Generous Care in Fire Crisis

Before I moved to a wooded rural area I was aware of forest fires, but they were more of a news item than a personal issue. Since moving to the Sierra foothills, fires have become the biggest potential danger to us, our critters, and our home. But now, with the new normal of California crispiness, metropolitan homeowners can feel as threatened as country folks.

Stories of generous caring abound Statewide, where firefighters and volunteers from neighboring areas and across the U.S. have converged on fire-ravaged areas. At the Carr Fire, the flames were so severe that the fire created its own internal tornado. There, specialized teams are uncovering hidden pits of ash and pulling down unstable trees for the future safety of residents when they are allowed back in to their properties.

At the Ferguson Fire near Yosemite, Pastor Allison Byerly is monitoring the situation and determining needs of evacuated campers and Yosemite workers, along with VOAD, a coalition of disaster response volunteer organizations.
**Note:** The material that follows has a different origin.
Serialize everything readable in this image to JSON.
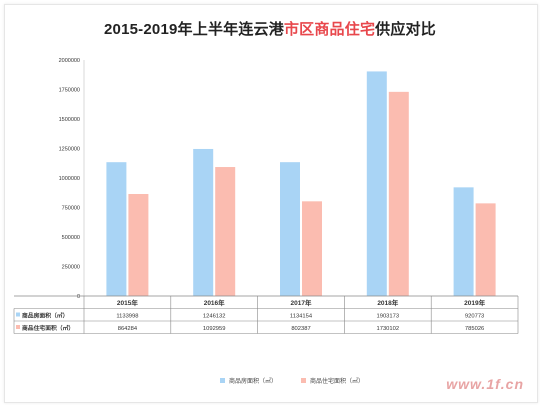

Up in Siskiyou County, Pastor Toni Hartman, who is also a Sheriff’s Chaplain, and members of her congregation are helping at the Klamathon Fire.

Smaller fires pop up each day this summer, including one this week thirteen miles from our home, where ground crews, helicopters and two air tankers stopped its forward motion in less than 24 hours. A nearby school opened up as an evacuation center, and local folks rounded up and cared for the residents’ livestock.

Generosity comes in many forms, including personal volunteer involvement, money donations, grants, state funds, and more. Thank You, God that many people are responding with generosity!